Where users previously created a local personal configuration file that supplemented a global system configuration file, they should now make a copy of the global system configuration file, edit it with their own personal extensions, and ensure that it is read in preference to the global file - or choose one of the other methods for passing in configuration.
The special “user” section is also no longer supported as it doesn’t make sense without merging of multiple config files.
Legacy Environment Variables#
Legacy environment variables are deprecated, but still read to assist with migration. In all cases there is a new preferred environment variable, as listed in the table below.
Legacy Environment Variable |
New Environment Variable(s) |
Notes |
---|---|---|
DATACUBE_CONFIG_PATH |
Behaviour is different for lists of paths, due to only reading a single file. |
|
DATACUBE_DB_URL |
ODC_<env_name>_DB_URL |
These legacy environment variables apply to ALL environments - which is probably not what you want in a multi-db scenario. |
DB_DATABASE |
ODC_<env_name>_DB_DATABASE |
|
DB_HOSTNAME |
ODC_<env_name>_DB_HOSTNAME |
|
DB_PORT |
ODC_<env_name>_DB_PORT |
|
DB_USERNAME |
ODC_<env_name>_DB_USERNAME |
|
DB_PASSWORD |
ODC_<env_name>_DB_PASSWORD |
|
DATACUBE_ENVIRONMENT |
datacube-1.8 used this legacy environment variable fairly inconsistently. There are several corner cases where it is now read where it was not previously. |
API changes#
Details of the new API are described in Configuration API.

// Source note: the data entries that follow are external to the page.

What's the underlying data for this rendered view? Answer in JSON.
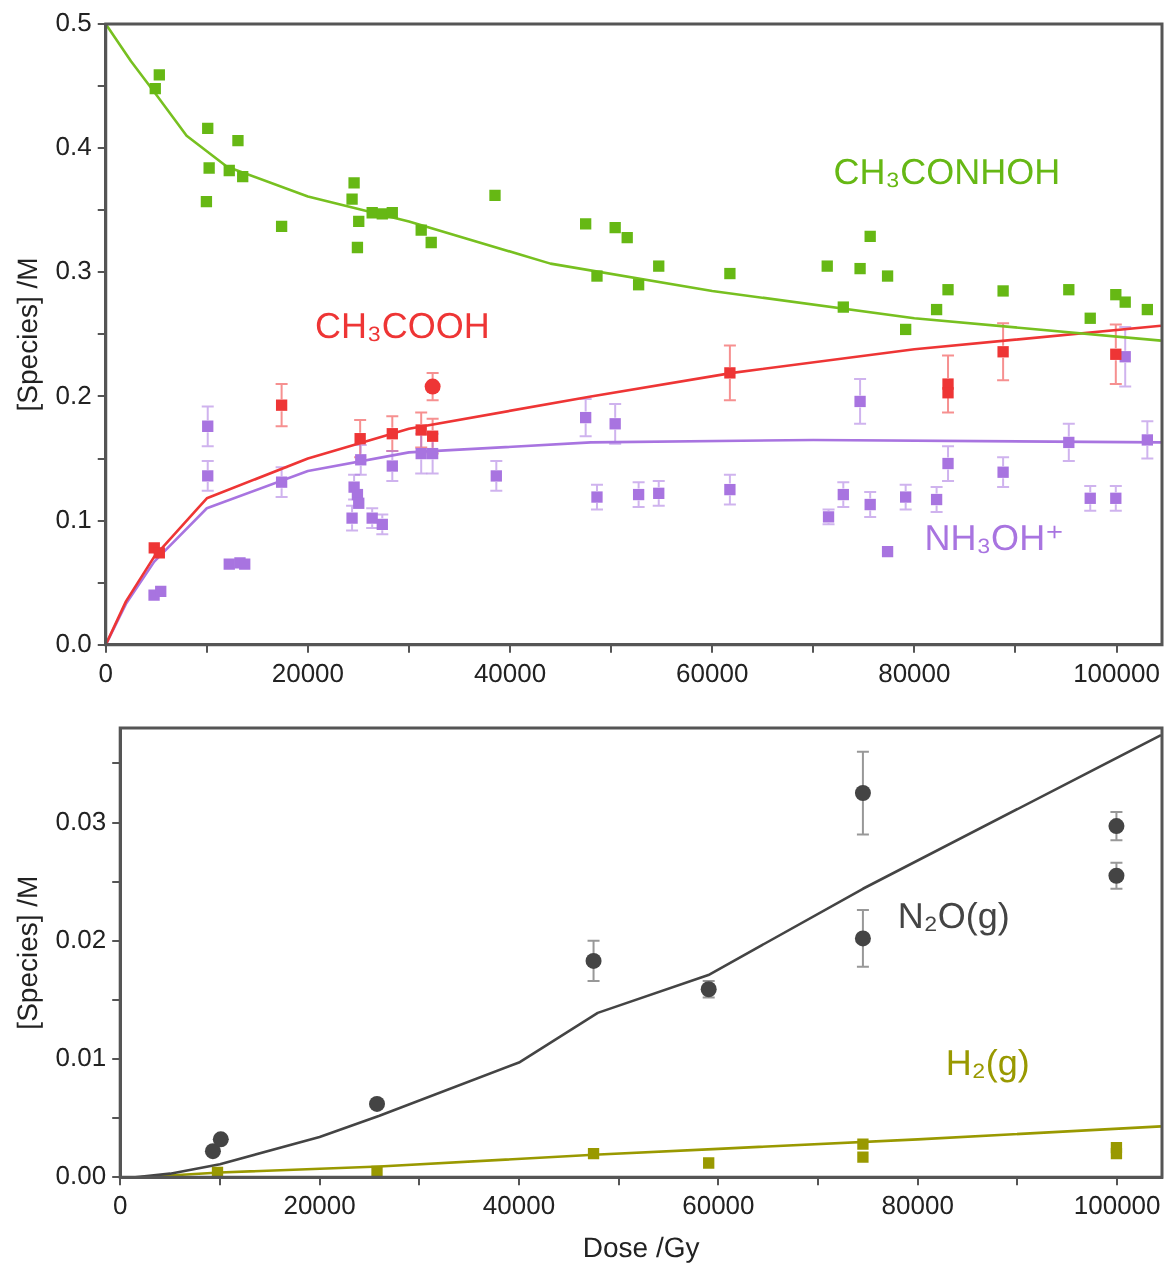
{
  "chart_data": [
    {
      "type": "scatter",
      "ylabel": "[Species] /M",
      "xlim": [
        0,
        104500
      ],
      "ylim": [
        0,
        0.5
      ],
      "xticks": [
        0,
        {
          "value": 10000,
          "label": null
        },
        20000,
        {
          "value": 30000,
          "label": null
        },
        40000,
        {
          "value": 50000,
          "label": null
        },
        60000,
        {
          "value": 70000,
          "label": null
        },
        80000,
        {
          "value": 90000,
          "label": null
        },
        100000
      ],
      "yticks": [
        {
          "value": 0,
          "label": "0.0"
        },
        {
          "value": 0.05,
          "label": null
        },
        0.1,
        {
          "value": 0.15,
          "label": null
        },
        0.2,
        {
          "value": 0.25,
          "label": null
        },
        0.3,
        {
          "value": 0.35,
          "label": null
        },
        0.4,
        {
          "value": 0.45,
          "label": null
        },
        0.5
      ],
      "series": [
        {
          "name": "CH₃CONHOH",
          "color": "#66b814",
          "marker": "square",
          "x": [
            4900,
            5300,
            10090,
            10230,
            9960,
            12220,
            13080,
            13550,
            17400,
            24370,
            24570,
            25030,
            24900,
            26360,
            27360,
            28350,
            31210,
            32200,
            38510,
            47480,
            48600,
            50400,
            51590,
            52720,
            54710,
            61750,
            71380,
            72970,
            74630,
            75630,
            77350,
            79140,
            82200,
            83330,
            88780,
            95280,
            97400,
            99930,
            100860,
            103050
          ],
          "values": [
            0.448,
            0.459,
            0.416,
            0.384,
            0.357,
            0.382,
            0.406,
            0.377,
            0.337,
            0.359,
            0.372,
            0.341,
            0.32,
            0.348,
            0.347,
            0.348,
            0.334,
            0.324,
            0.362,
            0.339,
            0.297,
            0.336,
            0.328,
            0.29,
            0.305,
            0.299,
            0.305,
            0.272,
            0.303,
            0.329,
            0.297,
            0.254,
            0.27,
            0.286,
            0.285,
            0.286,
            0.263,
            0.282,
            0.276,
            0.27
          ]
        },
        {
          "name": "CH₃COOH",
          "color": "#ee3535",
          "marker": "square",
          "x": [
            4800,
            5300,
            17400,
            25170,
            28350,
            31210,
            32340,
            61750,
            83330,
            83330,
            88780,
            99930
          ],
          "values": [
            0.078,
            0.074,
            0.193,
            0.166,
            0.17,
            0.173,
            0.168,
            0.219,
            0.21,
            0.203,
            0.236,
            0.234
          ],
          "errors": [
            null,
            null,
            0.017,
            0.015,
            0.014,
            0.014,
            0.014,
            0.022,
            0.023,
            null,
            0.023,
            0.024
          ]
        },
        {
          "color": "#ee3535",
          "marker": "circle",
          "x": [
            32340
          ],
          "values": [
            0.208
          ],
          "errors": [
            0.011
          ]
        },
        {
          "name": "NH₃OH⁺",
          "color": "#a874e0",
          "marker": "square",
          "x": [
            4780,
            5440,
            10090,
            10090,
            12220,
            13280,
            13750,
            17400,
            24370,
            24570,
            24900,
            25030,
            25230,
            26360,
            27360,
            28350,
            31210,
            32340,
            38640,
            47480,
            48600,
            50400,
            52720,
            54710,
            61750,
            71510,
            72970,
            74630,
            75630,
            77350,
            79140,
            82200,
            83330,
            88780,
            95280,
            97400,
            99930,
            100860,
            103050
          ],
          "values": [
            0.04,
            0.043,
            0.176,
            0.136,
            0.065,
            0.066,
            0.065,
            0.131,
            0.102,
            0.127,
            0.121,
            0.114,
            0.149,
            0.102,
            0.097,
            0.144,
            0.154,
            0.154,
            0.136,
            0.183,
            0.119,
            0.178,
            0.121,
            0.122,
            0.125,
            0.103,
            0.121,
            0.196,
            0.113,
            0.075,
            0.119,
            0.117,
            0.146,
            0.139,
            0.163,
            0.118,
            0.118,
            0.232,
            0.165
          ],
          "errors": [
            null,
            null,
            0.016,
            0.012,
            null,
            null,
            null,
            0.012,
            0.01,
            0.01,
            null,
            null,
            0.012,
            0.008,
            0.008,
            0.012,
            0.016,
            0.016,
            0.012,
            0.015,
            0.01,
            0.016,
            0.01,
            0.01,
            0.012,
            0.006,
            0.01,
            0.018,
            0.01,
            null,
            0.01,
            0.01,
            0.014,
            0.012,
            0.015,
            0.01,
            0.01,
            0.024,
            0.015
          ]
        },
        {
          "type": "line",
          "color": "#77c020",
          "x": [
            0,
            2500,
            5000,
            8000,
            12000,
            20000,
            30000,
            44000,
            60000,
            80000,
            104400
          ],
          "values": [
            0.5,
            0.47,
            0.443,
            0.41,
            0.385,
            0.361,
            0.341,
            0.307,
            0.285,
            0.263,
            0.245
          ]
        },
        {
          "type": "line",
          "color": "#ee3535",
          "x": [
            0,
            2000,
            4800,
            10000,
            20000,
            30000,
            48000,
            62000,
            80000,
            104400
          ],
          "values": [
            0,
            0.035,
            0.071,
            0.118,
            0.15,
            0.174,
            0.2,
            0.219,
            0.238,
            0.257
          ]
        },
        {
          "type": "line",
          "color": "#a874e0",
          "x": [
            0,
            2000,
            4800,
            10000,
            20000,
            30000,
            48000,
            70000,
            104400
          ],
          "values": [
            0,
            0.033,
            0.067,
            0.11,
            0.14,
            0.155,
            0.163,
            0.165,
            0.163
          ]
        }
      ]
    },
    {
      "type": "scatter",
      "xlabel": "Dose /Gy",
      "ylabel": "[Species] /M",
      "xlim": [
        0,
        104500
      ],
      "ylim": [
        0,
        0.038
      ],
      "xticks": [
        0,
        {
          "value": 10000,
          "label": null
        },
        20000,
        {
          "value": 30000,
          "label": null
        },
        40000,
        {
          "value": 50000,
          "label": null
        },
        60000,
        {
          "value": 70000,
          "label": null
        },
        80000,
        {
          "value": 90000,
          "label": null
        },
        100000
      ],
      "yticks": [
        {
          "value": 0,
          "label": "0.00"
        },
        {
          "value": 0.005,
          "label": null
        },
        {
          "value": 0.01,
          "label": "0.01"
        },
        {
          "value": 0.015,
          "label": null
        },
        {
          "value": 0.02,
          "label": "0.02"
        },
        {
          "value": 0.025,
          "label": null
        },
        {
          "value": 0.03,
          "label": "0.03"
        },
        {
          "value": 0.035,
          "label": null
        }
      ],
      "series": [
        {
          "name": "N₂O(g)",
          "color": "#444444",
          "marker": "circle",
          "x": [
            9300,
            10090,
            25760,
            47480,
            59030,
            74500,
            74500,
            99930,
            99930
          ],
          "values": [
            0.0022,
            0.0032,
            0.0062,
            0.0183,
            0.0159,
            0.0325,
            0.0202,
            0.0297,
            0.0255
          ],
          "errors": [
            null,
            null,
            null,
            0.0017,
            0.0007,
            0.0035,
            0.0024,
            0.0012,
            0.0011
          ]
        },
        {
          "name": "H₂(g)",
          "color": "#999900",
          "marker": "square",
          "x": [
            9760,
            25760,
            47480,
            59030,
            74500,
            74500,
            99930,
            99930
          ],
          "values": [
            0.0004,
            0.0005,
            0.002,
            0.0012,
            0.0028,
            0.0017,
            0.0025,
            0.002
          ]
        },
        {
          "type": "line",
          "color": "#444444",
          "x": [
            1500,
            5000,
            10000,
            20000,
            26000,
            40000,
            47900,
            59000,
            74500,
            104400
          ],
          "values": [
            0,
            0.0003,
            0.0011,
            0.0034,
            0.0052,
            0.0097,
            0.0139,
            0.0171,
            0.0244,
            0.0374
          ]
        },
        {
          "type": "line",
          "color": "#999900",
          "x": [
            2000,
            10000,
            26000,
            47500,
            60000,
            80000,
            104400
          ],
          "values": [
            0,
            0.0004,
            0.0009,
            0.0019,
            0.0024,
            0.0032,
            0.0043
          ]
        }
      ]
    }
  ]
}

The old datacube.config.LocalConfig
class has been replaced by datacube.cfg.ODCConfig
and datacube.cfg.ODCEnvironment
classes.
For most users the only method you need is ODCConfig.get_environment()
The auto_config() function#
There used to be an undocumented auto_config()
function (also available through python -m datacube
) that read
in the configuration (from multiple files and environment variables) and wrote it out as a single consolidated
configuration file.
As the new configuration engine is more clearly documented and more predictable in its behaviour, this functionality is no longer required.